A principal causa da dificuldade de engravidar, fator feminino, no meu entendimento, é a endometriose. Agora, se você me perguntar se a trombofilia hereditária dificulta para engravidar, eu diria que, com certeza. Quando ocorre a ovulação e na relação houve a fecundação, imediatamente começa uma cascata de produção hormonal. Esses hormônios vão mudar os fatores de coagulação. Quando, no sétimo dia, o blastocisto chega dentro do útero, se o sangue estiver grosso ou tiver alguma alteração imunológica, ele não vai se desenvolver adequadamente e você, às vezes, pode ser que nem perceba que estava grávida. Isso causa dificuldade para engravidar. Então, quando há infertilidade precisa ser investigada, tanto a trombofilia, como o fator imunológico.

MTHFR C677 homozigoto, médico diz que não precisa de enoxaparina sódica, só do ácido acetilsalicílico. Está correto?

Eu sempre sugiro fazer o uso de enoxaparina. Eu acho que a AAS é pouco, porque ela age mais a nível de agregação plaquetária. Como eu falei, o aspecto vascular é muito complexo na placentação. Eu sugiro sempre, nessa situação, principalmente de homozigose, fazer o uso da enoxaparina. Quanto à dosagem, converse com o seu obstetra.

É muito importante fazer ajuste de dose a cada 4 semanas, através da dosagem do Anti-Xa. Este exame deve ser colhido entre 3 a 4 horas após a aplicação da enoxaparina.

Toda Hellp sindrome, toda DHEG grave, toda pré-eclâmpsia, no meu entendimento, tem uma relação com a formação da placenta, é uma má placentação.
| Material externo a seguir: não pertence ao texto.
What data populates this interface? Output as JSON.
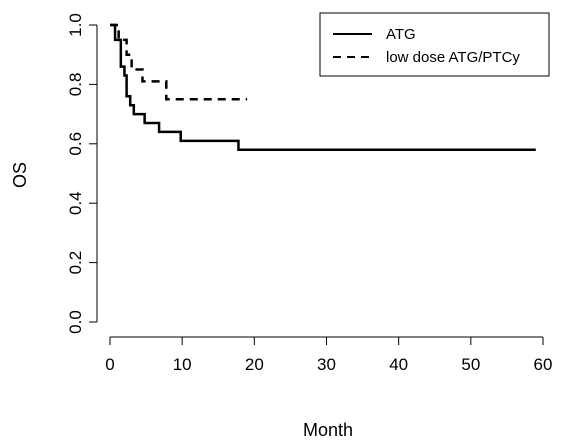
{
  "chart_data": {
    "type": "line",
    "title": "",
    "xlabel": "Month",
    "ylabel": "OS",
    "xlim": [
      0,
      60
    ],
    "ylim": [
      0,
      1
    ],
    "x_ticks": [
      "0",
      "10",
      "20",
      "30",
      "40",
      "50",
      "60"
    ],
    "y_ticks": [
      "0.0",
      "0.2",
      "0.4",
      "0.6",
      "0.8",
      "1.0"
    ],
    "grid": false,
    "legend_position": "top-right",
    "series": [
      {
        "name": "ATG",
        "line_style": "solid",
        "color": "#000000",
        "step_points": [
          [
            0,
            1.0
          ],
          [
            0.7,
            1.0
          ],
          [
            0.7,
            0.95
          ],
          [
            1.5,
            0.95
          ],
          [
            1.5,
            0.86
          ],
          [
            2.0,
            0.86
          ],
          [
            2.0,
            0.83
          ],
          [
            2.3,
            0.83
          ],
          [
            2.3,
            0.76
          ],
          [
            2.8,
            0.76
          ],
          [
            2.8,
            0.73
          ],
          [
            3.3,
            0.73
          ],
          [
            3.3,
            0.7
          ],
          [
            4.8,
            0.7
          ],
          [
            4.8,
            0.67
          ],
          [
            6.8,
            0.67
          ],
          [
            6.8,
            0.64
          ],
          [
            9.8,
            0.64
          ],
          [
            9.8,
            0.61
          ],
          [
            17.8,
            0.61
          ],
          [
            17.8,
            0.58
          ],
          [
            59,
            0.58
          ]
        ]
      },
      {
        "name": "low dose ATG/PTCy",
        "line_style": "dashed",
        "color": "#000000",
        "step_points": [
          [
            0,
            1.0
          ],
          [
            1.2,
            1.0
          ],
          [
            1.2,
            0.95
          ],
          [
            2.3,
            0.95
          ],
          [
            2.3,
            0.9
          ],
          [
            3.0,
            0.9
          ],
          [
            3.0,
            0.85
          ],
          [
            4.5,
            0.85
          ],
          [
            4.5,
            0.81
          ],
          [
            7.8,
            0.81
          ],
          [
            7.8,
            0.75
          ],
          [
            19,
            0.75
          ]
        ]
      }
    ]
  }
}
Houve uma alteração no desenvolvimento dos vasos, no desenvolvimento da placenta na primeira e na segunda onda de invasão trofoblasto com 23/24 semanas. Quando acontece a situação da Hellp síndrome, é uma situação grave, em que você precisa retirar o bebê. Tendo essa necessidade da retirada do bebê de um grande prematuro, com essa prematuridade extrema, a sobrevida desse bebê é baixa. Precisamos fazer o protocolo de má placentação para evitar essa situação, e o que eu sempre falo: tem que investigar e tratar.

Para que tenhamos uma boa placentação e para que evitemos o risco de ter uma pré-eclâmpsia e tenha necessidade de tirar o bebê, temos que saber que é necessário atuar em duas frentes: no fator imunológico e na trombofilia. Então, existe, sim, uma maneira, um método de tratar a má placentação: é fazer um tratamento na parte imunológica e fazer um tratamento relacionado a trombofilia. Esse é o método de tratar a má placentação, tem solução com certeza.